| 要旨トップ | 目次 | 日本生態学会第64回全国大会 (2017年3月、東京) 講演要旨
ESJ64 Abstract


一般講演(ポスター発表) P1-F-199  (Poster presentation)

リーフマイナー群集の葉内利用様式と寄生蜂との関係 ―葉表と葉裏の寄生率比較―

*鳥居裕太(名古屋大・農), 綾部慈子(名古屋大・生命農・森林環境), 肘井直樹(名古屋大・生命農・森林保護)

天敵から受けるtop-down効果は、植食性昆虫の適応戦略の発達や進化に影響を与える重要な要素である。
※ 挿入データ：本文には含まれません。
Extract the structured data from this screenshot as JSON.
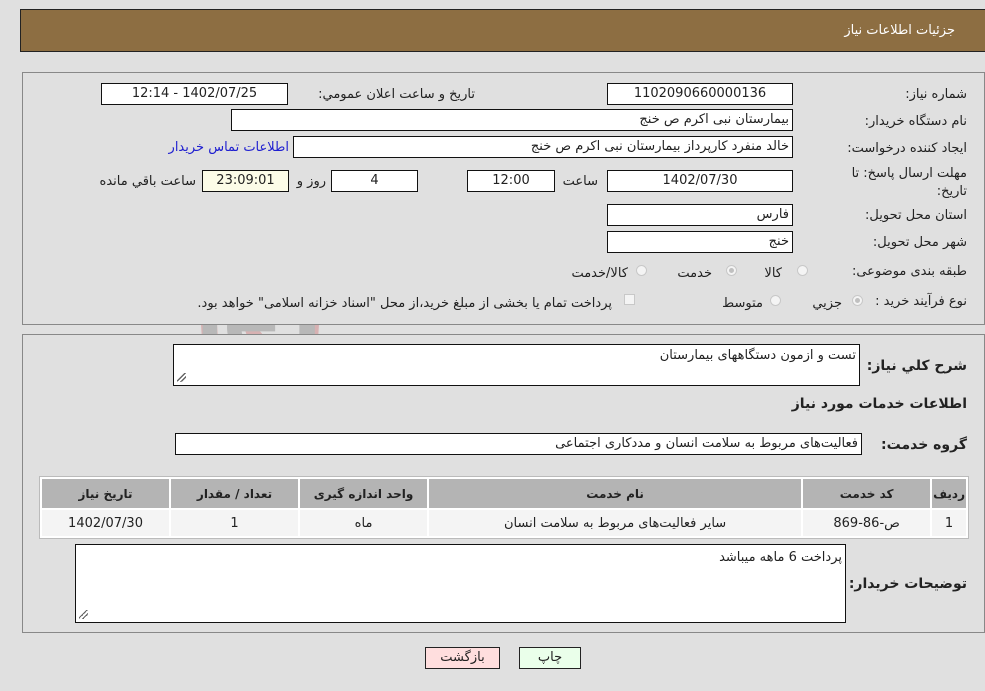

植食性昆虫の中でも、天敵からの影響を強く受けるリーフマイナー (潜葉虫)は、その防衛戦略と寄生蜂との関係が注目されてきた。リーフマイナー幼虫が葉内を摂食することで形成される摂食痕はマイン (潜孔)と呼ばれ、視覚的に非常に目立ち、種や分類群ごとに特徴的な形をしている。リーフマイナーの防衛戦略として、マイン形状の意義がこれまで研究されてきたほか、葉の表か裏かといったマインの空間分布においても、寄生蜂に対するマインの誘因性の差を通じてリーフマイナーの防衛戦略に関わっている可能性がある。本研究では、リーフマイナー群集の葉内利用様式の違いと、寄生蜂による寄生率やリーフマイナーの羽化率、および寄生蜂群集との関係を調査し、防衛戦略の発達・進化要因の一端を明らかにすることを目的とした。
愛知県名古屋市内の二ヵ所の孤立二次林で、2016年の4−9月に約1か月に1度の頻度でリーフマイナー群集のマインを採集、飼育し、マインの形、形成場所 (表・裏)、および内部状態 (生存・死亡・寄生・蛹化)を記録した。また、葉内のマイン形成場所ごとに寄生率、羽化率、寄生蜂の種数の比較を行い、さらに、リーフマイナーの葉内利用様式の違いによって寄生蜂群集構造が異なるのかを検証した。調査期間中、両林分合わせて36種のリーフマイナーが採集された。リーフマイナーについては、葉裏へマインを形成した個体の方が葉表に形成した個体よりも寄生率は低く、羽化率は高かった。一方で、寄生蜂の種数は、葉裏の方が葉表よりも少なかったが、解析の結果、リーフマイナーの葉内利用様式の違いによる寄生蜂の種構成の違いは認められなかった。今回の結果では、リーフマイナー群集における葉裏への潜葉は、寄生率の低下には寄与していたものの、寄生蜂の群集構成には影響していなかったと考えられる。